Along the way I began col­lect­ing Churchill’s books and, because I couldn’t get enough, was a Churchill spe­cial­ist book­seller from 1982 to 2004, when I sold the busi­ness to Chartwell Book­sellers in New York City. I pub­lished an Amer­i­can edi­tion of Churchill’s rare 1931 book, India (1991), A Connoisseur’s Guide to the Books of Sir Win­ston Churchill (1998) and four books of quo­ta­tions, Win­ston Churchill by Him­self (2008), The Defin­i­tive Wit of Win­ston Churchill (2009). The Patriot’s Churchill (2010) and  All Will Be Well: Good Advice from Win­ston Churchill (2011).

Richard Langworth, Eleuthera, Bahamas

Light­house Point, as far south as you can get on Eleuthera, where you can just see the north­ern tip of Cat Island to the south on a per­fectly clear day.

And now for some­thing com­pletely dif­fer­ent. In 2003 we built a house on Eleuthera, Bahamas, which we’ve loved since 1981, where Bar­bara and I now spend four months a year, writ­ing, play­ing, and edit­ing our local prop­erty own­ers asso­ci­a­tion newslet­ter, The Rain­bow Times.

In 1998 Her Majesty the Queen saw fit to reward me with a CBE (Com­man­der of the Most Excel­lent Order of the British Empire), “for ser­vices to Anglo-American under­stand­ing and the mem­ory of Sir Win­ston Churchill.” I could only respond with Churchill’s words when he received the Nobel Prize for Lit­er­a­ture in 1953: “I am proud, but also I must admit, awestruck at your deci­sion to include me. I do hope you are right. I feel we are both run­ning a con­sid­er­able risk and that I do not deserve it. But I shall have no mis­giv­ings if you have none.”

It has been the work of Finest Hour (cer­tainly the only likely credit to stip­ple on my cre­ma­tory urn) to reflect on Win­ston Churchill, the Wash­ing­ton or Lin­coln of mod­ern times; to rise above the triv­ial and the leg­endary, above the frothy soap opera pic­ture, above the mem­o­ra­bilia, above even the blood, sweat and tears; to defend his great­ness from carpers and cranks; to show that warts and all, Churchill was one of a kind—a politi­cian who not only talked, but thought—not just the per­son of a cen­tury, but of a millennium.
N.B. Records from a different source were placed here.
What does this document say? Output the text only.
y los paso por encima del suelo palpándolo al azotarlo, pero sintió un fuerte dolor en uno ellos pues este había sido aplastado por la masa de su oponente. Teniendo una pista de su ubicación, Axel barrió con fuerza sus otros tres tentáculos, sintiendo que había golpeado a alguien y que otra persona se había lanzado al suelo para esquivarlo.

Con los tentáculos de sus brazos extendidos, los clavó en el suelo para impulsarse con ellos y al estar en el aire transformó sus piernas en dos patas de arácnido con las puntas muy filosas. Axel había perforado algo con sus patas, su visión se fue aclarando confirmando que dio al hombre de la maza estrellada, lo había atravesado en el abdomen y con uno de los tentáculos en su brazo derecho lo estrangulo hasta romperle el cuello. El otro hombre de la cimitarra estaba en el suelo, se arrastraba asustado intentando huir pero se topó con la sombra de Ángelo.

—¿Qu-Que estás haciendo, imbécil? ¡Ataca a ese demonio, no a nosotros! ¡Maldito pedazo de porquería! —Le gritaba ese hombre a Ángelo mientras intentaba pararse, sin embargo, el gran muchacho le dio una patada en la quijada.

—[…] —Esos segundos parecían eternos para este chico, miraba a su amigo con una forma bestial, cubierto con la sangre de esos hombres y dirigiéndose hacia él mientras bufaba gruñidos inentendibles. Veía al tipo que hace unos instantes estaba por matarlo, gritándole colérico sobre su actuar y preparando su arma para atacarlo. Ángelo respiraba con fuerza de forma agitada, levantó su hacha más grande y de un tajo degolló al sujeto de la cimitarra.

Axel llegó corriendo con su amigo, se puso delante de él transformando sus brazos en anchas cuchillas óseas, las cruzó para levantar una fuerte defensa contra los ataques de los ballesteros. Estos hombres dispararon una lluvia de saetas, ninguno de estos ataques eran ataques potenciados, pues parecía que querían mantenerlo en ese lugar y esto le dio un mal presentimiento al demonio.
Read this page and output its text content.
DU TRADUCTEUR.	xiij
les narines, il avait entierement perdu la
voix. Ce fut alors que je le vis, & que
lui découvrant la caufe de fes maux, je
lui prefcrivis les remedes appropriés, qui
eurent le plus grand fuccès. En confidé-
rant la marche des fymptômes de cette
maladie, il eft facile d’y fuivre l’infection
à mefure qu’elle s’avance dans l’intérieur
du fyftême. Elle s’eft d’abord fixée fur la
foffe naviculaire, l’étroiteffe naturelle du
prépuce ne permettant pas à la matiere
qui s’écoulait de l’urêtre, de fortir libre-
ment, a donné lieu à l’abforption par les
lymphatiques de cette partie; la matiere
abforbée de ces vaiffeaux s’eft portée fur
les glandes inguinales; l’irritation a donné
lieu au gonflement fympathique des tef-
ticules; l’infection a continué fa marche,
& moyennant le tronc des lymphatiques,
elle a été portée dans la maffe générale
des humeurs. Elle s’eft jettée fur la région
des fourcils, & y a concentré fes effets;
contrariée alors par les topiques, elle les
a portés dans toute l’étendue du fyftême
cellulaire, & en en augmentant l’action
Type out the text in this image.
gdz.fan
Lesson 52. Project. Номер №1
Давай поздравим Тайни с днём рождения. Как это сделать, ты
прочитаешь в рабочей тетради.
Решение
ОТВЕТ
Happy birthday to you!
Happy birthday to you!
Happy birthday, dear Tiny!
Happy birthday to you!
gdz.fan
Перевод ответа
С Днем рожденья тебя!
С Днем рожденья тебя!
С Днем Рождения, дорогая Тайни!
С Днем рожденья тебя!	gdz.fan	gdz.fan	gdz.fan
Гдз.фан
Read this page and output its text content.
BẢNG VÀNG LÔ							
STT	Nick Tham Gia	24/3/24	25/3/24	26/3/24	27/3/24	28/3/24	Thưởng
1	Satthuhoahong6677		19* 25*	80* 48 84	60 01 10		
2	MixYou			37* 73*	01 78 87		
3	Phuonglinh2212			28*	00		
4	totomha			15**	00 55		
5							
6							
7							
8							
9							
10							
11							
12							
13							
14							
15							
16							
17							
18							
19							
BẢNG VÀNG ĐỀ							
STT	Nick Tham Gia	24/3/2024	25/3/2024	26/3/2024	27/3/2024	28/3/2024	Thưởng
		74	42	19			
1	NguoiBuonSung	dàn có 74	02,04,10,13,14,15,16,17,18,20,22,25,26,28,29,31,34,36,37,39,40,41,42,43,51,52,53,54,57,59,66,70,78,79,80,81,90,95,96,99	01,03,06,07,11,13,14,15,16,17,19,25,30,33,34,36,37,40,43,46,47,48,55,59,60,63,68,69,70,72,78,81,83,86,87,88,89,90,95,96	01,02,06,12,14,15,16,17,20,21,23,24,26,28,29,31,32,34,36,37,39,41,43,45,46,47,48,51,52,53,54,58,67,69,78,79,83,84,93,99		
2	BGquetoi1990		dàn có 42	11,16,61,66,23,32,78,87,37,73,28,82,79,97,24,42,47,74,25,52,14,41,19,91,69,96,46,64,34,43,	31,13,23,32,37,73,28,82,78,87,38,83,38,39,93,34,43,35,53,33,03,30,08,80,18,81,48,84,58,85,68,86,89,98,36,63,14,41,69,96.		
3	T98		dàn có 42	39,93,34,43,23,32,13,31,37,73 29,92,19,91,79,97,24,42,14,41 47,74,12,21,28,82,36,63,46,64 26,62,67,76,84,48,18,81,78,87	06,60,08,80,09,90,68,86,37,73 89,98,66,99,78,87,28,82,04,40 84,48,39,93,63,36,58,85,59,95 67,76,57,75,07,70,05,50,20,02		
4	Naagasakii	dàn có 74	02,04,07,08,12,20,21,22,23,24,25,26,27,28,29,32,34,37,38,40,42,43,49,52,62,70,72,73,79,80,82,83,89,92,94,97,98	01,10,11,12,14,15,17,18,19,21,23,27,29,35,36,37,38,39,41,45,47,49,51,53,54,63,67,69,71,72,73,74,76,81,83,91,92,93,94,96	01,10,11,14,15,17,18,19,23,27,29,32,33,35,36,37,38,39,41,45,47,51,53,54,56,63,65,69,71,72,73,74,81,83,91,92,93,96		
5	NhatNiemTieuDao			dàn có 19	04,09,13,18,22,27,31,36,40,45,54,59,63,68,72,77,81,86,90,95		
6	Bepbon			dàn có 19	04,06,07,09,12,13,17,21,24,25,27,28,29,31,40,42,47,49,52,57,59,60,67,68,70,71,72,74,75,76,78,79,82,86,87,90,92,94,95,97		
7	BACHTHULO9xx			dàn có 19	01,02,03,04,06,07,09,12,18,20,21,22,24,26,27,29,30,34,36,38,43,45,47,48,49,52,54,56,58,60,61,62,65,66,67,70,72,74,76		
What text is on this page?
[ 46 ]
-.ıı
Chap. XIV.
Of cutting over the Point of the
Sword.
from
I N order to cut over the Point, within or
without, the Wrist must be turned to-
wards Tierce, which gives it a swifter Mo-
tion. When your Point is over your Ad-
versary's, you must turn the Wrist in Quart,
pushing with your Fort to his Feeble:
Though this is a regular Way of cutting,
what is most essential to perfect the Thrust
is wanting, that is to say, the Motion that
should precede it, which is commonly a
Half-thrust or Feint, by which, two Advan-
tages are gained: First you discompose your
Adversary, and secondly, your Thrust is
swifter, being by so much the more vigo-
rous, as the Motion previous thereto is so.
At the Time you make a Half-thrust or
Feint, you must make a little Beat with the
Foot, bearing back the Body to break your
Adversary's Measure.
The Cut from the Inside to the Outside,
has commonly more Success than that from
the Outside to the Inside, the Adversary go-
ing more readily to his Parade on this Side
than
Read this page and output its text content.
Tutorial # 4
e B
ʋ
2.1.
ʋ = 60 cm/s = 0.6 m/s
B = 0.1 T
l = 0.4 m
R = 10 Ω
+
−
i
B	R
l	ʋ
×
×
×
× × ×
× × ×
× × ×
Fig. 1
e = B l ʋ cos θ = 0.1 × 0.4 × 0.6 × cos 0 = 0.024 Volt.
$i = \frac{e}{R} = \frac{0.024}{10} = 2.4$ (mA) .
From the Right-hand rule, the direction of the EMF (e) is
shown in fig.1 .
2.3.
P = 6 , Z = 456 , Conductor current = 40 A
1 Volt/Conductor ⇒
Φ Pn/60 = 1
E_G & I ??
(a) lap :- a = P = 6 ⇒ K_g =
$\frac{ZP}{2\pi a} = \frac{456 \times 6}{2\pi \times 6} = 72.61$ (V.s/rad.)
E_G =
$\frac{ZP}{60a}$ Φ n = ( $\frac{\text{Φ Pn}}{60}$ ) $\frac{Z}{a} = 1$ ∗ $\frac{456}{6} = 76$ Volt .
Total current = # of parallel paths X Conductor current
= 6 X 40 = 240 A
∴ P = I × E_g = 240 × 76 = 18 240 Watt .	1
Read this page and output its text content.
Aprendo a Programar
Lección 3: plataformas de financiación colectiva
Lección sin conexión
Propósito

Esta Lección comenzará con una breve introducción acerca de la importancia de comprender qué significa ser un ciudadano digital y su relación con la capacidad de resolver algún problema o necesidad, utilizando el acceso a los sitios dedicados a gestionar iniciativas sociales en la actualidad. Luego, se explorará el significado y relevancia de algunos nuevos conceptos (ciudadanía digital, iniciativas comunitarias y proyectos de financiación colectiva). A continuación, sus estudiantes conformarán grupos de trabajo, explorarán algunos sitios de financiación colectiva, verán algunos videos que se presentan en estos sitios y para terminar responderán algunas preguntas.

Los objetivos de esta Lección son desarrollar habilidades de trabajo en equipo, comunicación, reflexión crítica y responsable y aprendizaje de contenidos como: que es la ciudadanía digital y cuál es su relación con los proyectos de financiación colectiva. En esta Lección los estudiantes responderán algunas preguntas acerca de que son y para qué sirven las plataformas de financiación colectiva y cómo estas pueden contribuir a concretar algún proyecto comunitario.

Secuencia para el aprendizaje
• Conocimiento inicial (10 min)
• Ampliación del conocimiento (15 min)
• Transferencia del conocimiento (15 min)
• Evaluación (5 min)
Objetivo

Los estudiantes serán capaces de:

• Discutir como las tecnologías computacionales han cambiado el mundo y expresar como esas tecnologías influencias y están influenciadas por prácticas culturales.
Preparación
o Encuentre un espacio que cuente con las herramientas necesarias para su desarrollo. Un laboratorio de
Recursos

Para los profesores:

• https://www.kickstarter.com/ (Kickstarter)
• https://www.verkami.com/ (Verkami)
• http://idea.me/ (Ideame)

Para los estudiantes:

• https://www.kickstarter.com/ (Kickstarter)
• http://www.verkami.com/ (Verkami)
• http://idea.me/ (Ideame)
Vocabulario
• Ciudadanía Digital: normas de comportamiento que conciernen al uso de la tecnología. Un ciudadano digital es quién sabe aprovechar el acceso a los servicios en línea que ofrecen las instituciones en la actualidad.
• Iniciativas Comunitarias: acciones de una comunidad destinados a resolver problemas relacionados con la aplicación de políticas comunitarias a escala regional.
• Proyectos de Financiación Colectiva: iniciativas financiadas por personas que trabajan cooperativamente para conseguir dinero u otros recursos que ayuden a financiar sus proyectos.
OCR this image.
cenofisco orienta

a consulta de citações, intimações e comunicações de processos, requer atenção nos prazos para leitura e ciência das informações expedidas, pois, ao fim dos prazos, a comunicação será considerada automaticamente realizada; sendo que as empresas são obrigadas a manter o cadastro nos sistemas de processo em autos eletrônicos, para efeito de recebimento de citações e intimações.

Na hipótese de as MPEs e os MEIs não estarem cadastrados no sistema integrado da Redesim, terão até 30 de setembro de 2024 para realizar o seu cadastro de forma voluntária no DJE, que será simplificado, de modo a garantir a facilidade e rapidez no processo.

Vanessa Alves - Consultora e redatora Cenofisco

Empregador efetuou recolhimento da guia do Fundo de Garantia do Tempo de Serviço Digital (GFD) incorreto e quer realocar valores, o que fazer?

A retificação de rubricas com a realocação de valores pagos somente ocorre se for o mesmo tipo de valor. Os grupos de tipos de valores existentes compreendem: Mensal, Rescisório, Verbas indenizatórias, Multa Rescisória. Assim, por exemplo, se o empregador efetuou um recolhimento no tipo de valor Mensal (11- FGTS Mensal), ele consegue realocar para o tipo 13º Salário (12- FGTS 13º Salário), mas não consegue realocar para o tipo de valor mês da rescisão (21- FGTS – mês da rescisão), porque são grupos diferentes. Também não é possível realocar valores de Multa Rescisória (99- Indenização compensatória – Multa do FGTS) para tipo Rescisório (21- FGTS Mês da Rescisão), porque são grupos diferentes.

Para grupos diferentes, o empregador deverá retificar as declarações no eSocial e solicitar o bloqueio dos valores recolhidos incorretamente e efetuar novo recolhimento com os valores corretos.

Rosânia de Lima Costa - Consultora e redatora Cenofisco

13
Churchill Centre Emery Reves Award to Tom Brokaw, Chicago, 2006: L-R: Laurence Geller, Tom Brokaw, Bill Ives, Celia Sandys, Richard Langworth.

Churchill Cen­tre Emery Reves Award to Tom Brokaw, Chicago, 2006. L-R: Lau­rence Geller, Tom Brokaw, Bill Ives, Celia Sandys, Richard Langworth.

Churchill wrote of the cul­mi­nat­ing event of his life, the night he became Prime Min­is­ter on 10 May 1940: “I thought I knew a good deal about it all, and was sure I should not fail.” Well, that is what this web­site is about: an oppor­tu­nity to share what I know; to answer ques­tions; to set the record right (and Churchill was not always right); to poke curi­ously into obscure cor­ners of his­tory; to learn more myself—and to com­mu­ni­cate with Churchill­lians, car nuts, Bahamian adven­tur­ers, an eclec­tic mix—but I do know a good deal about it all.

I once referred to the seven (count ’em) peo­ple who sub­scribed to both Finest Hour and The Packard Cor­morant as “The Sainted Seven Sub­scribers.” And that is what you are: a Sainted Web-Browser, for hav­ing landed here at richardlangworth.com. I hope the visit will reward you in some pleas­ant or use­ful way.